同プロジェクトは、西ジャワ州カラワン県チラマヤにおける1,760メガワットのCCGT発電所と、それに付随するインフラ建設で構成されている。ADBの融資には、直接融資1億8,500万ドルと、ADBが管理するアジアインフラパートナーシップ信託基金 (LEAP: Leading Asia’s Private Infrastructure Fund)による融資1億2,000万ドルが含まれる。

ジャワ1プロジェクトは、インドネシアでLNGを使用する最大、かつ初のプロジェクトの一つであり、石炭やディーゼル燃料への依存を減らし、天然ガスなど、よりクリーンな国内エネルギー資源を活用しようという同国政府の取り組みを示している。本プロジェクトからの電力は、インドネシア国営電力公社(PLN)に売電される。このプロジェクトにより、インドネシアの二酸化炭素排出量は177万トン削減される。

なお本プロジェクトは、Infrastructure Journal and Project Finance Magazine (IJGlobal) による2018年Asia Pacific Gas-Fired Power Deal of the YearおよびThomson Reuters Project Finance International (PFI)による2018年Asia Pacific Power Deal of the Yearにも選ばれている。

ADBは、2005年にタングー天然ガス液化施設の新規開発に3億5,000万ドルの融資を提供したのに続き、2016年には同施設拡張のために4億ドルを融資するなど、インドネシアの天然ガスバリューチェーンの強化を支援している。ジャワ1プロジェクトで使用されるLNGは同天然ガス液化施設から供給される見込みである。

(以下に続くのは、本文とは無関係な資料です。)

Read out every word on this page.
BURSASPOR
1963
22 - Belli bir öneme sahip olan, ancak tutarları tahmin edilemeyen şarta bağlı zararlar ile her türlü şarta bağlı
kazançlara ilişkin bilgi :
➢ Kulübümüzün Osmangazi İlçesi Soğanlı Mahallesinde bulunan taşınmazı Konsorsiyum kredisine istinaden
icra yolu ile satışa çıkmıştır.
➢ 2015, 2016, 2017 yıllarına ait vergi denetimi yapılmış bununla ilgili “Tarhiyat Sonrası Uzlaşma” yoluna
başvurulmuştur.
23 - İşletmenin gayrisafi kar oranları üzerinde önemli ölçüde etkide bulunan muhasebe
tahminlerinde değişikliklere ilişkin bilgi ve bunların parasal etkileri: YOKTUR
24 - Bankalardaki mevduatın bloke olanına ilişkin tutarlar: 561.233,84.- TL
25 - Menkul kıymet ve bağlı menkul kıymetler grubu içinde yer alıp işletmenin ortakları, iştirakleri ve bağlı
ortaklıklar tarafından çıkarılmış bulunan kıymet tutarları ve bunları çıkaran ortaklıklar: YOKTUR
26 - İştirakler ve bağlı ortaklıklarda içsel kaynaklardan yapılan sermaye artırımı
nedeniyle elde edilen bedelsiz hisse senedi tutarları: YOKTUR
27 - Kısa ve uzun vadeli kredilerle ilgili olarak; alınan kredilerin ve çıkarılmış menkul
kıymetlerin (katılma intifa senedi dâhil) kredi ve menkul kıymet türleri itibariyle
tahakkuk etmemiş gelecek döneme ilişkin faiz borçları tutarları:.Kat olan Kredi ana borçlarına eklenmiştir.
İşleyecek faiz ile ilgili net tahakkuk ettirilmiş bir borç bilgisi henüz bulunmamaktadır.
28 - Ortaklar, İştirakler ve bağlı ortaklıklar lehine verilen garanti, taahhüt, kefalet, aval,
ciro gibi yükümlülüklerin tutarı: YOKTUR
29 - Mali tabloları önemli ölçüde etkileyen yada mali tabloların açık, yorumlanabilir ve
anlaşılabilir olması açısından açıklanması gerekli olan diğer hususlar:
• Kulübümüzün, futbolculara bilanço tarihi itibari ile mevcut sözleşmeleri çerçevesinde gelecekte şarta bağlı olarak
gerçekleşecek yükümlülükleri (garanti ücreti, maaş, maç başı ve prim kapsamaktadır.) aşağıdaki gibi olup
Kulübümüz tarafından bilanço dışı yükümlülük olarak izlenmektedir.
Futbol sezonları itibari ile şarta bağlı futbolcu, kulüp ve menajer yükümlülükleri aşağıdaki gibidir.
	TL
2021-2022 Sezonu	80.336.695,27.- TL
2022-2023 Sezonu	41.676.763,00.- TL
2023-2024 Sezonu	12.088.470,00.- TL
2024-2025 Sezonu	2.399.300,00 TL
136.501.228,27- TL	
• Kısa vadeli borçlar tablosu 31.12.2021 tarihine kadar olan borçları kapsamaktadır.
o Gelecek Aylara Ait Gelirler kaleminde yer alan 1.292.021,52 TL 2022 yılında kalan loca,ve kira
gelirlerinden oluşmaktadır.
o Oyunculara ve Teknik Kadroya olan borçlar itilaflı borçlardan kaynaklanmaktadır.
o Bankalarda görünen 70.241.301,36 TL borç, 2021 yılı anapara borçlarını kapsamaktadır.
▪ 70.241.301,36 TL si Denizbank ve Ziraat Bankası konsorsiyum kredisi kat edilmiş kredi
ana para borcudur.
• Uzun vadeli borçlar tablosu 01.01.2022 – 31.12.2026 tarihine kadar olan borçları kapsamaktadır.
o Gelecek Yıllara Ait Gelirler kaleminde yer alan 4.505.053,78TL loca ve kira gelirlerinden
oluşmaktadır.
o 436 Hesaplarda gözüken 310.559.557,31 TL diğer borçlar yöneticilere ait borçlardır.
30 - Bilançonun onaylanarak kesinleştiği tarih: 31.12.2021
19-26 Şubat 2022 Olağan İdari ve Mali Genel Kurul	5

ジャワ1プロジェクトは、2021年以降、インドネシアの1,100万世帯に電力を供給する見込みであり、これは2024年までに電化率100%を目指すインドネシア政府の目標の達成に資するものである。またこのプロジェクトにより、建設時は約4,800人の雇用を、稼働時には125人の雇用を創出する。さらに、ADBがモニタリングを行うことになっている女性の雇用拡大・生活自立教育・技能修練の目標達成を目指すことで、女性の生活改善にもつながる。

LEAPは、民間セクターによるアジア・太平洋地域のインフラ整備を目的としたADBの協調出融資ツールの一つであり、国際協力機構(JICA)からの15億ドルの出資による信託基金として、2016年8月に設立された。これにより、ADBの自己資金や民間パートナーの資金も合わせて、少なくとも60億ドルの資金が動員されることが期待されており、質の高い持続可能なインフラ整備への支援がさらに促進される。

ADBの試算によると、インドネシアのインフラ投資には、2016年から2030年の間で1兆1,000億ドル、気候変動適応対策を含めれば1兆3,000億ドルが必要とされる。本プロジェクトを含め、今後も低コストで持続可能なエネルギーへの投資を加速させることは、同国の経済・社会開発目標達成に極めて重要である。